Pero ese tiempo pasó. Hoy estamos inmersos en el nacimiento de una nueva conciencia en una nueva humanidad cuyos albores ya se hacen presentes en los seres humanos. Hoy sabemos quiénes somos, nuestro origen y destino, que para nada están separados ni tutelados por ningún Ser o Dios separado de nuestra esencia, y por eso mismo también sabemos desde lo más hondo de nuestra identidad real que todo aquel poder que en el pasado proyectamos fuera y en él, justo ese poder, el mismo, se halla en nuestro propio corazón porque nuestra esencia y la suya son la misma.
Lo podemos decir, pues, así de claro: nuestro es el poder, y por lo tanto nadie por encima de nosotros en lo que a poder interior se refiere, porque el poder de ser forma parte esencial de nuestra naturaleza.
Y digamos para completar esta comprensión nuestra, que del mismo modo que en un tiempo proyectamos todo nuestro poder fuera en ese Ser imaginario, –no en el Ser Real, que es el Ser Uno o Dios Uno-, también a continuación creamos infinidad de otros dioses o sucedáneos de aquel, unos porque se autoerigían a sí mismos como tales imponiéndose más o menos pacíficamente sobre la gente para mejor utilizarnos, adueñarse de nuestras vidas, posesiones y controlarnos a su servicio, y otros porque han formado esa retahíla de diosecillos a los que les hemos dado también el poder de hacernos creer que con ellos seremos felices, el sufrimiento desaparecerá y no sé cuántas cosas más, piénsese en todo lo que le mundo del tener tan bien representado por la llamada sociedad de consumo y ahora del bienestar nos ofrece.

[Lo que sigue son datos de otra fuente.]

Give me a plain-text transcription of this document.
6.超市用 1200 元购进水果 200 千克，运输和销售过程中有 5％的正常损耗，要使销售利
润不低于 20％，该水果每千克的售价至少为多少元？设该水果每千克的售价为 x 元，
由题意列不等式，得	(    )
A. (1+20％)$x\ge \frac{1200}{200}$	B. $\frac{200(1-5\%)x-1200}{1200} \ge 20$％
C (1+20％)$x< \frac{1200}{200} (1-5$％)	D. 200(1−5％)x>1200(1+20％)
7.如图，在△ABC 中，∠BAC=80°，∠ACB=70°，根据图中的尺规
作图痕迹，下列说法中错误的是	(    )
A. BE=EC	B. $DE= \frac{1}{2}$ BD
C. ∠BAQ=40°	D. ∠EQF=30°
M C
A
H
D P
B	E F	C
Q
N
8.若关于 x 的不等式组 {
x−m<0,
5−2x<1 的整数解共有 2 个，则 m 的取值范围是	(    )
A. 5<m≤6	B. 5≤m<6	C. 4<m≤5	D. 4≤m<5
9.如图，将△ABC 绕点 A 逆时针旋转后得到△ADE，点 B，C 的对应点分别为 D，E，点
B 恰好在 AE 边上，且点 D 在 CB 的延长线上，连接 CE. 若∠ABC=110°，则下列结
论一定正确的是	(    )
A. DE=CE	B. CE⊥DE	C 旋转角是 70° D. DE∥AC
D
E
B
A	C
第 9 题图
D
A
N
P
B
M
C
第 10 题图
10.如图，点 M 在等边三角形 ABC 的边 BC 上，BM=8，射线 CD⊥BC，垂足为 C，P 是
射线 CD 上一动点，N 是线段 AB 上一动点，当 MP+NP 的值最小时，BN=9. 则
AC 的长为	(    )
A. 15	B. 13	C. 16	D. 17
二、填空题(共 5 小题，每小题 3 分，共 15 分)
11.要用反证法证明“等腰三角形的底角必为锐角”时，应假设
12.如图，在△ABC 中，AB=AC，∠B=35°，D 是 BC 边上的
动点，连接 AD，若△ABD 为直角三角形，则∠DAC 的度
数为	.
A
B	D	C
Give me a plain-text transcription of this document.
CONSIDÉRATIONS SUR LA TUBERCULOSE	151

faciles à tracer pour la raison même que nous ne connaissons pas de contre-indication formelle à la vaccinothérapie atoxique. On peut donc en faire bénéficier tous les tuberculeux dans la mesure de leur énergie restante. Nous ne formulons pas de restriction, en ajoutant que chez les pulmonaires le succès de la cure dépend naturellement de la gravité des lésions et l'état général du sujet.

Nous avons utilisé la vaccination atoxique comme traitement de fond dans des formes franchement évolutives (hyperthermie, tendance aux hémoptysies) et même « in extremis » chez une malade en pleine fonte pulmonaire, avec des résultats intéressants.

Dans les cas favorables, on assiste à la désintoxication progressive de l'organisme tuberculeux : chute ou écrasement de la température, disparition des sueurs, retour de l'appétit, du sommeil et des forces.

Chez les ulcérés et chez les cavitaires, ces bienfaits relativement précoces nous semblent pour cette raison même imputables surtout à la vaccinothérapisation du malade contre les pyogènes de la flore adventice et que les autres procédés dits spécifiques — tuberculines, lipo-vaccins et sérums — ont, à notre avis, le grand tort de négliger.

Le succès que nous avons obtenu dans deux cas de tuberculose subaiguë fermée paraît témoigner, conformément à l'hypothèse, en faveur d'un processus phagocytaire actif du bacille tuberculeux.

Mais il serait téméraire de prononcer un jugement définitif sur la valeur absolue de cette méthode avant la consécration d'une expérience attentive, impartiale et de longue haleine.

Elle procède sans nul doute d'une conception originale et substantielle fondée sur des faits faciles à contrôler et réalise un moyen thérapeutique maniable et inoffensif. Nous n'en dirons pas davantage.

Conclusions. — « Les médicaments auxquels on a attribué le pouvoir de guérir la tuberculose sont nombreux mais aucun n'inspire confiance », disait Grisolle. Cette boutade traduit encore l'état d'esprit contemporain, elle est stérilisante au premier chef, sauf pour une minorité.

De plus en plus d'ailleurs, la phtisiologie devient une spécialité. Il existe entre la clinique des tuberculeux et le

También esos diosecillos y esos elementos de consumo han de ser desenmascarados por la conciencia que pretende ser de verdad libre.
Ninguna felicidad, ningún amor, ningún paz, ningún poder que no tenga la fuente en nuestro interior se sostiene por sí mismo, todos tienen los pies de barro, todos son quebradizos y, más pronto o más tarde, si nos son utilizados conscientemente por nosotros y a nuestro servicio, como dentro de un juego en el que nosotros nos servimos de ellos y no al revés, nos esclavizan o devoran.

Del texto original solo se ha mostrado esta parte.